Greenpeace on Thursday accused the Democratic Republic of Congo’s government of signing huge new logging contracts in the country’s vast rainforest, a central part of Earth’s natural defence against global warming.
The green activist group alleged environment minister Claude Nyamugabo signed at least nine contracts in January covering nearly two million hectares (20,000 square kilometres) — an area the size of Slovenia.
The concession contracts were awarded to two Chinese firms, according to Greenpeace, which added that the move came just weeks after DR Congo was given $12 million in international aid as part of the “Programme for the Sustainable Management of Forests”.
“The minister must deliver on his promises of transparency and publish on the ministry’s website before Friday all documents pertaining to these allocations,” Greenpeace said in a statement.

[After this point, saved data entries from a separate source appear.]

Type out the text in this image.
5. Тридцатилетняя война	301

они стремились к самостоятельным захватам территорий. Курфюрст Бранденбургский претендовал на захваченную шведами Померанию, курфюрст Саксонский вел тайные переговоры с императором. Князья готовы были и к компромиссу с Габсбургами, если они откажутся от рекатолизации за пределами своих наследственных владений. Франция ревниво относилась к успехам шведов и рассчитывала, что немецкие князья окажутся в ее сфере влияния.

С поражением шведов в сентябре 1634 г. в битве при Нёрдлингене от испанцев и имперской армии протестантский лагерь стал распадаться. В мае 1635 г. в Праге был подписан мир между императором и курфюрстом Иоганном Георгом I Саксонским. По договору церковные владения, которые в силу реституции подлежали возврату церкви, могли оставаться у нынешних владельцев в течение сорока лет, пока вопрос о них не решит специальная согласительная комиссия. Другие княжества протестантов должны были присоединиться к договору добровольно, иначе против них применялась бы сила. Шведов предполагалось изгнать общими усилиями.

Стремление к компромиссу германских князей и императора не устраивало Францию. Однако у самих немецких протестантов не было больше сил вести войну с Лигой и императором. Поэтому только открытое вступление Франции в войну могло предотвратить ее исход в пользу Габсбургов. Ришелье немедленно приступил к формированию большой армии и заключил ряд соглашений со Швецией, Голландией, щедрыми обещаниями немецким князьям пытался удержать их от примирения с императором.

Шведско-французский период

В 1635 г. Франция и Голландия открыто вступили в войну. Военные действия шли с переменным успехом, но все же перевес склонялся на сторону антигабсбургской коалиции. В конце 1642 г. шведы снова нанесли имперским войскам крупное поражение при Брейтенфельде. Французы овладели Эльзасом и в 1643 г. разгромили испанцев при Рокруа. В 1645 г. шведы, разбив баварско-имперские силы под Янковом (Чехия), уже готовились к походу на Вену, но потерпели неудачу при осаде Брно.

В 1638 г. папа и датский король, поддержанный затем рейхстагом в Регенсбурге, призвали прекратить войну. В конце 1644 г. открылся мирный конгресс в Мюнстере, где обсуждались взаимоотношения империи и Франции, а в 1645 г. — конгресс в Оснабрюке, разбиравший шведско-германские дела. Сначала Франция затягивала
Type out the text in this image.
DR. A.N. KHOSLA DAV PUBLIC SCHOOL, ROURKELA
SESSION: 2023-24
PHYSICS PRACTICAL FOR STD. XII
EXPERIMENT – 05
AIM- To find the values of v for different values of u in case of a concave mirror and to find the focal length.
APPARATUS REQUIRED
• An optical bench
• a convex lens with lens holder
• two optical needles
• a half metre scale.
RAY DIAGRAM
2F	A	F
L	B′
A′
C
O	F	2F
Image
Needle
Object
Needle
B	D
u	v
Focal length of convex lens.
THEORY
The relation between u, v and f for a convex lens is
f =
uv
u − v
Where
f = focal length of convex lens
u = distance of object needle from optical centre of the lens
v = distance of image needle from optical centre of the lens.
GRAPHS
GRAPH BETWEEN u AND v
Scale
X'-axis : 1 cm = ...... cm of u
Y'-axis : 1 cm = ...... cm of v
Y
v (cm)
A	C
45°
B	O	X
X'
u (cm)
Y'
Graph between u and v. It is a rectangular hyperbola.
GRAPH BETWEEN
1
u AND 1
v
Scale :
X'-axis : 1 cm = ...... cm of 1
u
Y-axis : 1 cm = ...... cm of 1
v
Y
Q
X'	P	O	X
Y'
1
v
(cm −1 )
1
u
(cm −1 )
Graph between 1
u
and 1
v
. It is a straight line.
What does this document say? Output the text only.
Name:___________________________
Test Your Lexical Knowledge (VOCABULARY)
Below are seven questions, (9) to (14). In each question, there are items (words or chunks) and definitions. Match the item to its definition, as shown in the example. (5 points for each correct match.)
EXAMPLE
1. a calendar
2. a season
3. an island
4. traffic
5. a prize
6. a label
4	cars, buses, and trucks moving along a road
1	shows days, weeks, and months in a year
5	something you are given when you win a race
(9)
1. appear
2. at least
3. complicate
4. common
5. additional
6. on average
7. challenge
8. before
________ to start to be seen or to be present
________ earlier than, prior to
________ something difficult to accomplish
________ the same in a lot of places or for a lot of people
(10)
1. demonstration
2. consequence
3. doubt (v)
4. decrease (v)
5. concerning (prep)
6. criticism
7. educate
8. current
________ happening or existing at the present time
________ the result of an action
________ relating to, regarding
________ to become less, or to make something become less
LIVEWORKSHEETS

The Congo Basin Forest, the world’s second largest rainforest after the Amazon, covers two-thirds — or 1.5 million square kilometres — of the surface of the Democratic Republic of Congo.
Officially, the Congolese government has only handed out logging concessions for a little over 110,000 square kilometres of that land.
And there is a moratorium on new logging concessions under the central African country’s 2002 forestry code.
“No new concessions have been awarded,” Nyamugabo told AFP on the sidelines of a forest policy meeting in the capital Kinshasa on Wednesday.
He said that instead the name of one of the firms awarded an existing contract had changed.
“We are in the process of fulfilling the conditions to lift the moratorium in consultation with our partners,” he told AFP on the sidelines of a forest policy meeting in Kinshasa on Wednesday.